The most common reason (26%) for not planning for care is that people simply do not like to think of themselves going into care. This feeling actually increases with age with 35% of people aged 55+ stating this as the main reason.

When asked how they feel care costs should be funded, there was little consensus with equal people believing an increase in general taxation, cutting spending elsewhere, a special insurance scheme for the over-50s and providing new tax incentives (eg Care ISAs) could be the way to go.

We never want to plan for the bad stuff because we never think it will happen to us

Commenting on the findings, Tilney’s head of estate planning, Ian Dyall, says: “It is not uncommon for people of any age to resist drawing up a Will purely because they do not want to think about their death, despite the issues it may cause for family members upon your death. This is exactly the same problem we are also seeing when it comes to long-term care planning.

“Our research shows that, the older people get, the less likely they are to face the potential consequences of old age. While this is completely understandable as few of us want to envisage ourselves needing a care home in the future, the lack of planning could leave a real funding gap with regard to care fees. In the case of dementia, if you have had the foresight to put in place a Lasting Power of Attorney, your dependents will have to make those difficult financial decisions on your behalf.

“Paying for the care of an increasingly elderly population is hugely expensive, but neither of the political parties has been brave enough to take the unpopular steps necessary to resolve it. Indeed the changes proposed by the Conservatives at the last General Election contributed to them losing their majority.

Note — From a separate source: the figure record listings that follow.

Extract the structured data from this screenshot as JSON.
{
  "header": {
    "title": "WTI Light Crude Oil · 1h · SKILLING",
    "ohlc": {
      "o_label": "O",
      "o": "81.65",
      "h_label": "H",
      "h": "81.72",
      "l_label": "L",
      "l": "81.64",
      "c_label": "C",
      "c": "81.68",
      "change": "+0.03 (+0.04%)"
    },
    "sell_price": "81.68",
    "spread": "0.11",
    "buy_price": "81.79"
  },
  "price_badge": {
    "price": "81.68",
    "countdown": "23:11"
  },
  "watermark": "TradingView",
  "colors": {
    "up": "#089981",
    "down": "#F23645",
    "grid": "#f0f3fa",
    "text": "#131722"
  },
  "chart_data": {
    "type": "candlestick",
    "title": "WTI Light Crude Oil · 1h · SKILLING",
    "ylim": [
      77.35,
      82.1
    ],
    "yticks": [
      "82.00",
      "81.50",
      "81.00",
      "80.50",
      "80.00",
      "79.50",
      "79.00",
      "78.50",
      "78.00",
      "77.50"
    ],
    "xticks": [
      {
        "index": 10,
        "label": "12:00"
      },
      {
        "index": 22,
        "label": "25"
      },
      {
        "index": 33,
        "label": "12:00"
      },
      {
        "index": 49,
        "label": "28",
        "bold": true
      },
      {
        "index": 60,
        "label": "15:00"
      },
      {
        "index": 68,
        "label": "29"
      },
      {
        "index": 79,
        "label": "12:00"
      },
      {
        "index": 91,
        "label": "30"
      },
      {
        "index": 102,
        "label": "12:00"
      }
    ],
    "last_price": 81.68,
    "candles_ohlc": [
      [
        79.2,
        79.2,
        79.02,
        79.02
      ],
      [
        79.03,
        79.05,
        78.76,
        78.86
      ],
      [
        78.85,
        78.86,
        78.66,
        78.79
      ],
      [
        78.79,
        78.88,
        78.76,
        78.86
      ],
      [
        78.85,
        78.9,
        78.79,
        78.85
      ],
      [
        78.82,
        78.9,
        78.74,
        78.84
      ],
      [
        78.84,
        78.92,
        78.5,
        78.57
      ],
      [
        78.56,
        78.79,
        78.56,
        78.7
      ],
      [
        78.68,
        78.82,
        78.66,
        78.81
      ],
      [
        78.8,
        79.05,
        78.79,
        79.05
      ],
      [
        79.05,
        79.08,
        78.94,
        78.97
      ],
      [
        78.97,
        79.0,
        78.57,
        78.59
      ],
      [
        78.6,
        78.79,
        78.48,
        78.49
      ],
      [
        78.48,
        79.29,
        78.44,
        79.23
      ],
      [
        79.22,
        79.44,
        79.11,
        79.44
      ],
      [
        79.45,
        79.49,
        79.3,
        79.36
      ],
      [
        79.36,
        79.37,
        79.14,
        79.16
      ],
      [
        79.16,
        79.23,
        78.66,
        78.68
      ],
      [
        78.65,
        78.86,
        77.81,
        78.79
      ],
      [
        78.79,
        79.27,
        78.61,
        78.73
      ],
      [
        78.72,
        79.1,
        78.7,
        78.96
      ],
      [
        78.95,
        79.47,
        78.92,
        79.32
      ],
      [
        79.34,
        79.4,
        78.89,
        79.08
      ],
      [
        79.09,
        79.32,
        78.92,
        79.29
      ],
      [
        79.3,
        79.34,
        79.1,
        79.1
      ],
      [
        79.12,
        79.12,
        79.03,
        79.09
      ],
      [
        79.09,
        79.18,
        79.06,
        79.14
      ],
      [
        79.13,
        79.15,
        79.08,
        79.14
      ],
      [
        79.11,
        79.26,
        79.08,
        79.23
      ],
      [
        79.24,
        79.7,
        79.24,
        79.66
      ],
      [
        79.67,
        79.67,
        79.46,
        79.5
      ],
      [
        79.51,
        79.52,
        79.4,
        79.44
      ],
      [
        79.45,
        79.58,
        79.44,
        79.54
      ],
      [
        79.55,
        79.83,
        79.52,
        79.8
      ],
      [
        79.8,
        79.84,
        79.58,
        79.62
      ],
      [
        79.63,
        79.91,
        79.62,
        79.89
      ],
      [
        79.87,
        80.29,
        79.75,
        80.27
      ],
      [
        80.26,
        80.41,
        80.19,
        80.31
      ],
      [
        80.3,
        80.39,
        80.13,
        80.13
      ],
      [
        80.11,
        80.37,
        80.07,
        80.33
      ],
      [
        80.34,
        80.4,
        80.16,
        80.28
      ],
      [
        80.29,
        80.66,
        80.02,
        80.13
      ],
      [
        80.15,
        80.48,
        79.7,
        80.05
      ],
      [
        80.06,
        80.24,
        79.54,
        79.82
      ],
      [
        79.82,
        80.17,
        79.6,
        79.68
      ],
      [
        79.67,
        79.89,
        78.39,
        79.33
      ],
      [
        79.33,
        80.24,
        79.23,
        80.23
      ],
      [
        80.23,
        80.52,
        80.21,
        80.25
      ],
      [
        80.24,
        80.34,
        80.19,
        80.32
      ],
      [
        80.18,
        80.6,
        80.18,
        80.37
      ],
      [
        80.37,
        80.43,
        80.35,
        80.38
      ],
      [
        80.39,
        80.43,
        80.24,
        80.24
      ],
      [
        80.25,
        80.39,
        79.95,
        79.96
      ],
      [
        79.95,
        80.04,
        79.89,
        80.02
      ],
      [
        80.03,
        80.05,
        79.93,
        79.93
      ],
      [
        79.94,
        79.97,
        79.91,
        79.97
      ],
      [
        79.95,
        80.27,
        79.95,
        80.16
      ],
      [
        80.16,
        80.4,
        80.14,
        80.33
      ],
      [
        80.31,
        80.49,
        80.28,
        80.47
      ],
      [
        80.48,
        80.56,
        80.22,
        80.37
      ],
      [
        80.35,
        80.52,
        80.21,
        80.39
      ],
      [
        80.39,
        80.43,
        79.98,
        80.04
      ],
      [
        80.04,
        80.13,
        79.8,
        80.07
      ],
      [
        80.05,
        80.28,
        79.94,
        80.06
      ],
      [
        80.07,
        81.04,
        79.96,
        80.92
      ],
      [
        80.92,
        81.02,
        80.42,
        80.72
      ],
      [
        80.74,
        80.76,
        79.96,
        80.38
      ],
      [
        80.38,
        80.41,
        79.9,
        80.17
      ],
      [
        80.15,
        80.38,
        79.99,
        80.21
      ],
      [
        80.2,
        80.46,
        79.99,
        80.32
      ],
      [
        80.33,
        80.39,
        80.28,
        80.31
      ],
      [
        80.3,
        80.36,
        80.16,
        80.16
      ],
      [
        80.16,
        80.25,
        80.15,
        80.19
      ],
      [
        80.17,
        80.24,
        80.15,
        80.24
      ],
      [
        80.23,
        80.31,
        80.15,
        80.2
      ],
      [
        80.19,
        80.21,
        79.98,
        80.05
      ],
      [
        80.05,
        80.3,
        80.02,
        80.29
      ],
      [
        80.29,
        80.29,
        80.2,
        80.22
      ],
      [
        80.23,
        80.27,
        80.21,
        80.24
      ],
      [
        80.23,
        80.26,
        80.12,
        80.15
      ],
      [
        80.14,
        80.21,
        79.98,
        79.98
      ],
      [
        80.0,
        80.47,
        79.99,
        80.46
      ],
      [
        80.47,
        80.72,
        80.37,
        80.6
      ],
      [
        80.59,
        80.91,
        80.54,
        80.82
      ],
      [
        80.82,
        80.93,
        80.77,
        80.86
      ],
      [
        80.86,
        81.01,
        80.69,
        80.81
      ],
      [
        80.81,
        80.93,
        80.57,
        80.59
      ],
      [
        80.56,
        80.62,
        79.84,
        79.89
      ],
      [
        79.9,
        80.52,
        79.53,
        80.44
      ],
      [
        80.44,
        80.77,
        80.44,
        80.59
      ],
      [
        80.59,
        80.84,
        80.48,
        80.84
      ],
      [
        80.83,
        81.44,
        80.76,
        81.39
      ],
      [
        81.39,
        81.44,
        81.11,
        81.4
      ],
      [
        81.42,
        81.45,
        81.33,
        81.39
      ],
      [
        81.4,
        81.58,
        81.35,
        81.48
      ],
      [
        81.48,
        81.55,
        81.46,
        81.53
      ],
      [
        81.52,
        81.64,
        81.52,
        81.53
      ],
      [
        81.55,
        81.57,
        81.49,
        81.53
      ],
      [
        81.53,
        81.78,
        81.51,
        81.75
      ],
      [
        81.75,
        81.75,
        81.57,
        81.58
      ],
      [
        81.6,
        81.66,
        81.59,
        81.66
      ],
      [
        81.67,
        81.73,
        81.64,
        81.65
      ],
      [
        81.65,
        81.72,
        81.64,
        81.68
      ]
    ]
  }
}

“Whatever the Government eventually comes up with it is unlikely to provide the standard of care that most of us would wish for, so it is vital to plan to pay for care ourselves and plan as early as possible. At the time people retire is a great time to take stock and answer some big questions. How much can I afford to spend in retirement? How will we fund care if necessary? Will I have an inheritance tax liability? Can I afford to pass money to my children and grandchildren? Should I use my pension to fund my retirement or reserve it as a method of passing on my money free of inheritance tax? Most people leave these decisions far too late.”

In this video – Difficult Conversations – Tilney’s Eliana Sydes, who was named Financial Adviser of the Year in the Women in Finance Advice Awards 2018, discusses the financial impact of divorce, dementia and death on families: https://youtu.be/qA7TCH1L0eA

- ENDS -

Tilney is pleased to support Bournemouth Symphony Orchestra (BSO) and its award-winning work for people living with dementia. The BSO performs for people living with dementia in hospitals, care homes and within the community. Initially starting out as a pilot project in 2015, the performances resulted in such a marked improvement to the quality of patients’ lives that the BSO now delivers regular sessions.

* All figures, unless stated, are from YouGov Plc. Total sample size was 6,031 adults. Fieldwork was undertaken between 16th and 19th October 2018. The survey was carried out online. The figures have been weighted and are representative of all GB adults (aged 18+).


This release was previously published on Tilney Smith & Williamson prior to the launch of Evelyn Partners.